Este é o ponto de encontro com a equipa de vulcanólogos que o Observador acompanhou ao longo de uma tarde, na insistente tarefa de monitorizar a crise sísmica. E o miradouro com vista desarmada para o Atlântico é também a primeira paragem na zona sul de Rui Silva e Vittorio Zanon, ambos do Instituto de Investigação em Vulcanologia e Avaliação de Riscos/Universidade dos Açores, no concelho de Velas. O dia já vai longo para a equipa — uma das três que recolhe medições pela ilha em busca das raízes da crise sísmica e do que aí vem: o procedimento que se preparam para fazer aqui foi o mesmo que fizeram toda a manhã na costa norte de São Jorge. É o mesmo que se faz dia após dia desde 19 de março. E tem sempre a mesma missão: descobrir se uma eventual subida de magma está a fazer anunciar-se com uma subida de gases à superfície.
Usam dos instrumentos: um que parece uma chaleira sem fundo conectado a um pequeno monitor de bordas amarelas, outro com uma agulha e dois discos metálicos em seu torno, também ele ligado a um ecrã azulado. O primeiro mede o fluxo de dióxido de carbono: Rui Silva pousa a peça redonda e metálica no solo e a pequena hélice no seu interior aspira o solo para saber a quantidade de dióxido de carbono libertada por segundo neste local. Enquanto isso, Vittorio manuseia o segundo instrumento e o som metálico de um dos discos a bater no outro vai ecoando pela baía. Esta é a máquina que analisa a quantidade de dióxido de carbono presente no solo.
Como farejar uma erupção vulcânica prestes a eclodir da superfície da Terra
Aqui em São Jorge, a Terra transformou-se num laboratório vivo desde que uma crise sísmica despontou em Velas. Quando um fenómeno semelhante a este se registou em La Palma, Rui Silva e Vittorio Zanon estavam nas Canárias à espera de uma erupção vulcânica: ela nunca foi prevista, mas os indicadores gritavam nos últimos dias que a questão já não era se o Cumbre Vieja ia explodir — era quando. Rui, açoriano residente em São Miguel, ajudou os cientistas espanhóis nas medições que anunciavam o desastre iminente em La Palma. Já Vittorio conta, desiludido, que acabou internado por ter pedras nos rins na primeira semana da erupção; e que voltou a sofrer com o mesmo problema na semana anterior ao surgimento na nova crise sísmica nas Canárias. “Da próxima vez que tiver pedras nos rins, vou à procura de uma erupção”, brinca.

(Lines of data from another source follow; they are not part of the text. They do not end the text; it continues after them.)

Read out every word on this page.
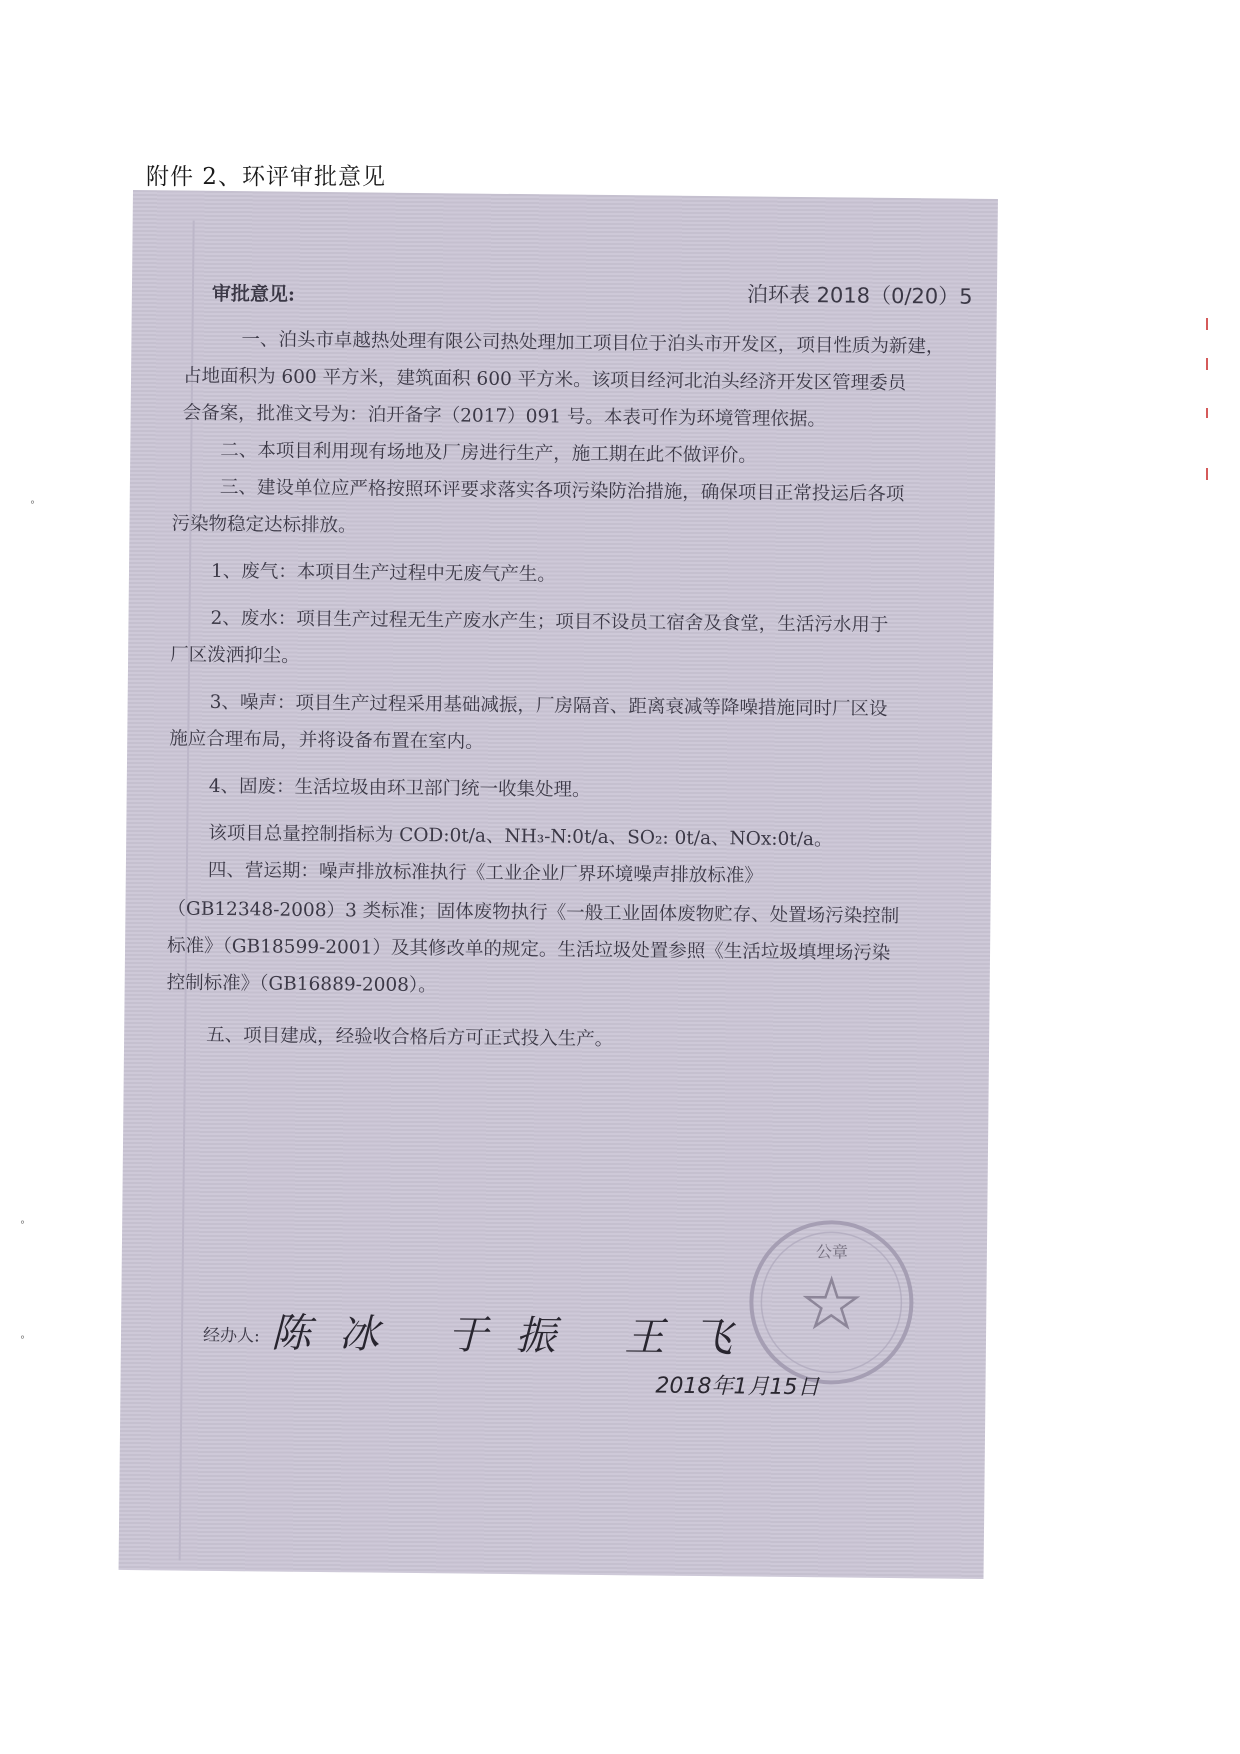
附件 2、环评审批意见
审批意见:	泊环表 2018（0/20）5
一、泊头市卓越热处理有限公司热处理加工项目位于泊头市开发区，项目性质为新建，
占地面积为 600 平方米，建筑面积 600 平方米。该项目经河北泊头经济开发区管理委员
会备案，批准文号为：泊开备字（2017）091 号。本表可作为环境管理依据。
二、本项目利用现有场地及厂房进行生产，施工期在此不做评价。
三、建设单位应严格按照环评要求落实各项污染防治措施，确保项目正常投运后各项
污染物稳定达标排放。
1、废气：本项目生产过程中无废气产生。
2、废水：项目生产过程无生产废水产生；项目不设员工宿舍及食堂，生活污水用于
厂区泼洒抑尘。
3、噪声：项目生产过程采用基础减振，厂房隔音、距离衰减等降噪措施同时厂区设
施应合理布局，并将设备布置在室内。
4、固废：生活垃圾由环卫部门统一收集处理。
该项目总量控制指标为 COD:0t/a、NH₃-N:0t/a、SO₂: 0t/a、NOx:0t/a。
四、营运期：噪声排放标准执行《工业企业厂界环境噪声排放标准》
（GB12348-2008）3 类标准；固体废物执行《一般工业固体废物贮存、处置场污染控制
标准》（GB18599-2001）及其修改单的规定。生活垃圾处置参照《生活垃圾填埋场污染
控制标准》（GB16889-2008）。
五、项目建成，经验收合格后方可正式投入生产。
经办人: 陈冰 于振 王飞
公章
2018年1月15日
°
°
°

Em La Palma, houve um enxame de sismos no início do ano passado, outro em agosto e um terceiro nos dias antes da erupção vulcânica; e todos eles brotavam de profundidades cada vez mais próximas à superfície. Aqui em São Jorge, os terramotos estão quase todos concentrados entre os sete e os 12 quilómetros e, segundo Vittorio, “não temos até agora nenhuma evidência” de que a catástrofe de La Palma se vai repetir em território açoriano. Os únicos dados são precisamente os publicados pelos cientistas nas Canárias, que afirmaram ter identificado a intrusão de 20 milhões de metros cúbicos de magma no sistema vulcânico de Manadas — quase o dobro que havia na bolsa que alimentava o Cumbre Vieja.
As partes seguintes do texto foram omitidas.